More than any subject, Allan Brown’s work revolves around his persistent challenges to grammatical and syntactic coherence. In the seventh section of “Nocturne Sequence,” subtitled “(Ars Poetica),” he writes: “[w]e come to our selving / accidentally, it seems; / and here an hour or so / as the decorous jaw line / of the long sky equally / in unexpected stars / thickens another name to be.” The neologism “selving” works because it draws on a precedent in transforming a noun to a natal verb-calving. The conceit in the third clause (counting “it seems” as the second) is more difficult to fathom because the grammar suspends the action until the final line of the first stanza where the verb “thickens” casts back four lines to find its subject: “an hour.” Zeugma then links the intermediary lines by supplying the verb necessary to complete their grammar: “jaw line . . . [thickens] in unexpected stars.” The image of thickening stars makes sense; you can picture the deepening night revealing a denser concentration of stars. The thickening of the “name to be” perplexes because the conceit offers nothing substantial to picture—so perhaps identities congeal like oatmeal. In the last stanza, selving is compared to “deer moving dusk-wise / out from an evening mist / to follow some further / my forms and symbols, where they lead,” and the concern for symbol, for an exchangeable thing rather than grammatical action, seems central to Brown’s poetic. Not all poems follow this method—“The Gift of the Earth” for example veers into dramatic monologues and Arthurian subject matter—but the majority resist intuitive syntactic patterns as much as rhyme or rhythm. This persistence isn’t always successful, nor is the reason for it generally clear as a personal poetic project.

In The Burning Alphabet, Barry Dempster employs a colloquial voice, subtle slips into rhyme pushed off the line endings, and a framing apparatus of literary quotations to explore, most thoroughly, most memorably, the very intimate perspective on life and the body conferred by chronic illness. The result is neatly poised in the contradictions of illness’ gravity and poetic levity—more lightness than humour. And there is, like most subjects defined by epigraphs, a kind of desire to embrace the subject as an experience. The results, even apart from the fifteen ways of looking at illness (kudos to Dempster for eschewing the Stevens), are oddly, pleasantly delicate: “In the morning I’m weak, / nerves whispering that they have / something inconsequential to say.” There are three ideas here, and all are important.

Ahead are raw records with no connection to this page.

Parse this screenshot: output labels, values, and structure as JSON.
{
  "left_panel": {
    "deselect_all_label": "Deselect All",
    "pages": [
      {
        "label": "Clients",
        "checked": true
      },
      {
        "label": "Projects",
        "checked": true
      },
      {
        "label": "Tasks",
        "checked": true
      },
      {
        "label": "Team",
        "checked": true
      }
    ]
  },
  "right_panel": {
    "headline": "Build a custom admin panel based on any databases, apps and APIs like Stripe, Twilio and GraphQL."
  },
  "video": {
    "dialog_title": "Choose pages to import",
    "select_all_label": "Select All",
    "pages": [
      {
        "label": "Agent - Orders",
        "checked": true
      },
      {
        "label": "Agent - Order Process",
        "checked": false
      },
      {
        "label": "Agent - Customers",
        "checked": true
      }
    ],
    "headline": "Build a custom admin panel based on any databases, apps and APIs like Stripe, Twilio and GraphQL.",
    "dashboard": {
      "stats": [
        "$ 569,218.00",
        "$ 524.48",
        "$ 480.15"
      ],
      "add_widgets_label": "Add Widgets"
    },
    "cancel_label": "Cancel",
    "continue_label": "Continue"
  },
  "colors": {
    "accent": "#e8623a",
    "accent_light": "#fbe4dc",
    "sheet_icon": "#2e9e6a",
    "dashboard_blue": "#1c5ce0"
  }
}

The speaker’s weakness leads to a dissociation from the body recorded as a body/mind split and culminates in the nerves suffering their own self-effacing impulse. This is being diminished at almost a cellular level. The “Sick Days” sequence has a number of such moments, and its vulnerability will cause it to overshadow (as here, I’m afraid) what may be the better sequence: “Bad Habits.” Based on tags drawn from www.bullseyepistol.com, the sequence is a crafty elegy shot through with repetitions that link the sections with key images—a phoenix, a secret window—that speak as much to elegy’s reviving of an absent subject as to the subject himself. The result offers little in the way of sentimentality while establishing a complex sense of relationship and inheritance in the repetitions, and that subtle intimacy feels more authoritative than either personal politics or personal poetic.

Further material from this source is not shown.